Well, I was going to write a column so short and full of useful recipes for Thanksgiving, in hope that it would make up for whatever piece of shit I wrote last week. Then I saw the New York Times, The Oregonian, and the fucking Mercury(?) had taken care of that. So I’ll throw y’all a curveball.
Things that I guarantee will offend someone at a Thanksgiving meal
Okay, you dirty minded people, I’m talking about food, not behavior (or behavior with food). People can be surprisingly passionate about the contents and character of their Thanksgiving meal. Think about it. You know these people. You are one of these people. There is something you’ve got to have every thanksgiving, be it sweet potatoes and cool whip or Turkey cooked in a fat netting (Pepin), wrapped in bacon (Boulud) or covered in a butter soaked cheese-cloth (Child). Taking notes yet?
Tofurkey: Okay, veg-heads, I’m not trashing you. I am, however, warning the general population that tofurkey is essentially stove-top stuffing molded by a hydraulic press. Dogs wont eat it. If you know a vegetarian who likes it, give them a hug. I also discourage Seitan and other gluten products because they are hell on your GI. Remember, you are eating nature’s rubber-bands.
Veg-heads of all kinds, be creative. We’re in root vegetable season. Roasting things is the easiest thing ever. Blow people away at the potluck by bringing mashers of a different sort: Potato and celeriac with port and thyme. Carrots and radishes with sage and white wine; Rutabaga and Turnip with kaffir lime and lemongrass. Just remember to boil things in their skins, peel them when their warm, and don’t overwork the starch lest it become a gluey mass of death.
Creative use of Pumpkin: Be careful ‘round your grandma, but there are some amazing things your can do with pumpkin. Dealing with pumpkin can be a pain in the ass, so get yourself a sharp knife and do all of the prep before you start drinking.
Try sautéing large filet-style chunks of pumpkin in oil of your choice. Add sugar towards the end and dress with mint for a Sicilian touch, or any other combination under the sun. rosemary and garlic would be fantastic. Use high heat oil, so no olive oil.
Or you could make pumpkin risotto: abrorio rice, light colored stock of your choice (you always need more than you think, use any extra as braising/basting liquid or in your mashers), 1 inch dice of pumpkin, assorted other fun things. Risotto is easier than you think. Abrorio rice carries a majority of its complex starch on the outside of the grain, so the essential technique for risotto is ‘bleeding the grain.’ Constant agitation dissolves these starch molecules into the stock as the stock absorbs into the rice, leaving you with a gluey substance that can coat the back of your spoon. A common misconception is that risotto actually requires constant agitation. Untrue, constant agitation will over develop the starch, which can be catastrophic. My method is to stir the risotto vigorously every third time I add more stock. This seems to work for me. To make it a true thanksgiving risotto, one could poach some fresh cranberries in wine and add them right at the end.
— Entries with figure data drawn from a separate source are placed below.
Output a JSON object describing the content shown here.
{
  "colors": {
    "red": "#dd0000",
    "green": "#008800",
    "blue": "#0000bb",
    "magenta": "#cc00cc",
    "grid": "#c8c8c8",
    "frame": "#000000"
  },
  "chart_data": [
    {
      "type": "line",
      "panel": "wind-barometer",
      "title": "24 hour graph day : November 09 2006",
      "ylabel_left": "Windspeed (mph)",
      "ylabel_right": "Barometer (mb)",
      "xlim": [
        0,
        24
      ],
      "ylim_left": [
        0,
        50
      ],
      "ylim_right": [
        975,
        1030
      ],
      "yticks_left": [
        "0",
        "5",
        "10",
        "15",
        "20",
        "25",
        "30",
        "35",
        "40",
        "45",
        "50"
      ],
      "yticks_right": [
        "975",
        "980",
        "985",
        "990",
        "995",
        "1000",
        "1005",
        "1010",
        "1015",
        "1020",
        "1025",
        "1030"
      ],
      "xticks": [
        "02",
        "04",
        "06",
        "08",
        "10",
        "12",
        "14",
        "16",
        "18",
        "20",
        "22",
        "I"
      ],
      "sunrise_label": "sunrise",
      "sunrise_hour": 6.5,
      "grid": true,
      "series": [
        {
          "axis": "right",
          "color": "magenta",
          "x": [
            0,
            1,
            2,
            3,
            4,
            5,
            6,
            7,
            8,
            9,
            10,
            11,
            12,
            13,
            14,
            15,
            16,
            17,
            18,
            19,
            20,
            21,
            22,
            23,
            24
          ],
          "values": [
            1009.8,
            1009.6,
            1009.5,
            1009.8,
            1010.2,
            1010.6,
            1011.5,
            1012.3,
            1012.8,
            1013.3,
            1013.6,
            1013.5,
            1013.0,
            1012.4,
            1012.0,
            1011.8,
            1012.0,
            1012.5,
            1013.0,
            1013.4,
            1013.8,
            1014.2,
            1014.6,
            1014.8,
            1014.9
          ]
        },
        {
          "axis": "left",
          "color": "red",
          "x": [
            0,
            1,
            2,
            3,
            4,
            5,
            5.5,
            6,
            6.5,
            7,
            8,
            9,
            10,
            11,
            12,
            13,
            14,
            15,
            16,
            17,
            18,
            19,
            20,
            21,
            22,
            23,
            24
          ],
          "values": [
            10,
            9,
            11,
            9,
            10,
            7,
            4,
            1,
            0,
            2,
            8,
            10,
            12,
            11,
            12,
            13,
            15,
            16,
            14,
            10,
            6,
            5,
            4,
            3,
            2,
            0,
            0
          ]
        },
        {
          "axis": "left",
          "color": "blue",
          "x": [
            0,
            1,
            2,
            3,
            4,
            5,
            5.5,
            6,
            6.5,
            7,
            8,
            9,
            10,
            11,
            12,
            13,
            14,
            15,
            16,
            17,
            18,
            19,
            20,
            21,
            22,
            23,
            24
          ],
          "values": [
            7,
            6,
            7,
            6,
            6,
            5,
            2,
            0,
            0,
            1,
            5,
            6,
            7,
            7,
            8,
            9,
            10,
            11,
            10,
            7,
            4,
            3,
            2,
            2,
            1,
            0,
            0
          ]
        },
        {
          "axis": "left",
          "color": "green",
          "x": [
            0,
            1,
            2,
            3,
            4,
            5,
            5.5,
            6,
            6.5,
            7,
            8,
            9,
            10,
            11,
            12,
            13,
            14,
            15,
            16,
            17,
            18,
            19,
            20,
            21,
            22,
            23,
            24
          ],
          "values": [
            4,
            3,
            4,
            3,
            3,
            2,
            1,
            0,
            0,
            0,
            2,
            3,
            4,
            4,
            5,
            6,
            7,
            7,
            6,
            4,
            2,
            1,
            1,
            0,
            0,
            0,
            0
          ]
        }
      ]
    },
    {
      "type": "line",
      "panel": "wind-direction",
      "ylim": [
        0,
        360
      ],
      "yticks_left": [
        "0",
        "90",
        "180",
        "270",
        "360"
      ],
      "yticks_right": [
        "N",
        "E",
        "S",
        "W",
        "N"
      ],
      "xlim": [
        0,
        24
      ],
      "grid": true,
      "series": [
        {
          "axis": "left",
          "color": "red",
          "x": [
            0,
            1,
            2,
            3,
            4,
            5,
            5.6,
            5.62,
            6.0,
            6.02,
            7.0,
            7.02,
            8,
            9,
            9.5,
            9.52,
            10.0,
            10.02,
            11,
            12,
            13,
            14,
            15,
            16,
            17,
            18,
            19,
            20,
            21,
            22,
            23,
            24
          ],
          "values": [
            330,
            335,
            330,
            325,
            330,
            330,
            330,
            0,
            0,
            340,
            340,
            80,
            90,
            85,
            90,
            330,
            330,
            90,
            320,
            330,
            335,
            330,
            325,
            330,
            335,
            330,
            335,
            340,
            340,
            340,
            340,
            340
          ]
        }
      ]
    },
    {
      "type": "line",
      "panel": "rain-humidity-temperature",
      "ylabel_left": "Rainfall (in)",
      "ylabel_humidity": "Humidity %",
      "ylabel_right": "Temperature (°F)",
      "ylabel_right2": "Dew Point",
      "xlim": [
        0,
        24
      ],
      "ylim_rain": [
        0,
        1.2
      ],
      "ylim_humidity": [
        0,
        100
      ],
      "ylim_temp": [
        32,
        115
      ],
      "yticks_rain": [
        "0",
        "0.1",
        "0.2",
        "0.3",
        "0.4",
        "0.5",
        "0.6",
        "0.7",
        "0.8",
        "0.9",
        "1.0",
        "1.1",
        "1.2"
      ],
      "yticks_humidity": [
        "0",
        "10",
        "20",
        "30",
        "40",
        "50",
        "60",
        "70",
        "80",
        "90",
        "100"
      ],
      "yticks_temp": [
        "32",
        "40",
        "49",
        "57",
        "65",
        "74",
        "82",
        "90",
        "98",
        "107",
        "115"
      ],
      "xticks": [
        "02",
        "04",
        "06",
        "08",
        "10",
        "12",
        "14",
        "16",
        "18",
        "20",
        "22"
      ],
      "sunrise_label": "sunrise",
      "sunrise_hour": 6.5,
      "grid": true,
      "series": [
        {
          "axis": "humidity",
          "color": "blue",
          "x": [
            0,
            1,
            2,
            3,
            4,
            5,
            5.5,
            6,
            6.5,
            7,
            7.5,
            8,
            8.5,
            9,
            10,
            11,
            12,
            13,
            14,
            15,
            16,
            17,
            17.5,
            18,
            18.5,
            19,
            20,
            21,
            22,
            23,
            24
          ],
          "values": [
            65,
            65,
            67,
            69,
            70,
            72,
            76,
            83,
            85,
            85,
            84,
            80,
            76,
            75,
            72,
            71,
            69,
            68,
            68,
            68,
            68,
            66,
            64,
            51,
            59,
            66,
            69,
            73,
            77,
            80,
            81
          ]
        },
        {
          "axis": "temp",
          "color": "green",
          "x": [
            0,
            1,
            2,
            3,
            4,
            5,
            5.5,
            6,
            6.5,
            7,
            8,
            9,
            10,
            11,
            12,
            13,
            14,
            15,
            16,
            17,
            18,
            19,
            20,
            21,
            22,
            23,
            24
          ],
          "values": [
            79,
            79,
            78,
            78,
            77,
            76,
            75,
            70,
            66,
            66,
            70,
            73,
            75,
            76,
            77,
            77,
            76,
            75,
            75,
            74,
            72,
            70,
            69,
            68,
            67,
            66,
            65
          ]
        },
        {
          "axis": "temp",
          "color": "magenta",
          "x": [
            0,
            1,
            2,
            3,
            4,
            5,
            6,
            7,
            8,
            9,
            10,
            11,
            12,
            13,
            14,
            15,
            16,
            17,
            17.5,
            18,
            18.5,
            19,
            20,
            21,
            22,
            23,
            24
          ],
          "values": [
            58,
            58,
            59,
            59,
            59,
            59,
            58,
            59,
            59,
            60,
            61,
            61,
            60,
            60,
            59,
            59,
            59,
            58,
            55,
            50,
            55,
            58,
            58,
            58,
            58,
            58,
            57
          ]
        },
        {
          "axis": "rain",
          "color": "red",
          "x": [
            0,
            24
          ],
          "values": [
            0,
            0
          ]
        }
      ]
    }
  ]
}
Crimes against Pie: if you cannot make a pie crust, Thanksgiving is not the time to learn. Pie crusts, and baking in general, will suffer in wet conditions, which, sadly, is the state of affairs around here. If you want to try, be my guest, but don’t come cryin’ to me. Personally, I don’t fuck with pastry. Not my expertise.
Innovative Stuffing: Depending on your audience, chipotle/hominy stuffing could be a thanksgiving revelation to be remembered for decades, or an excommunicable offense. Think twice before straying from standard recipes, but if you’re friends are game, try something new and different. I’d like to hear any stories of spectacular successes or epic failures. Blitz Gastronaut.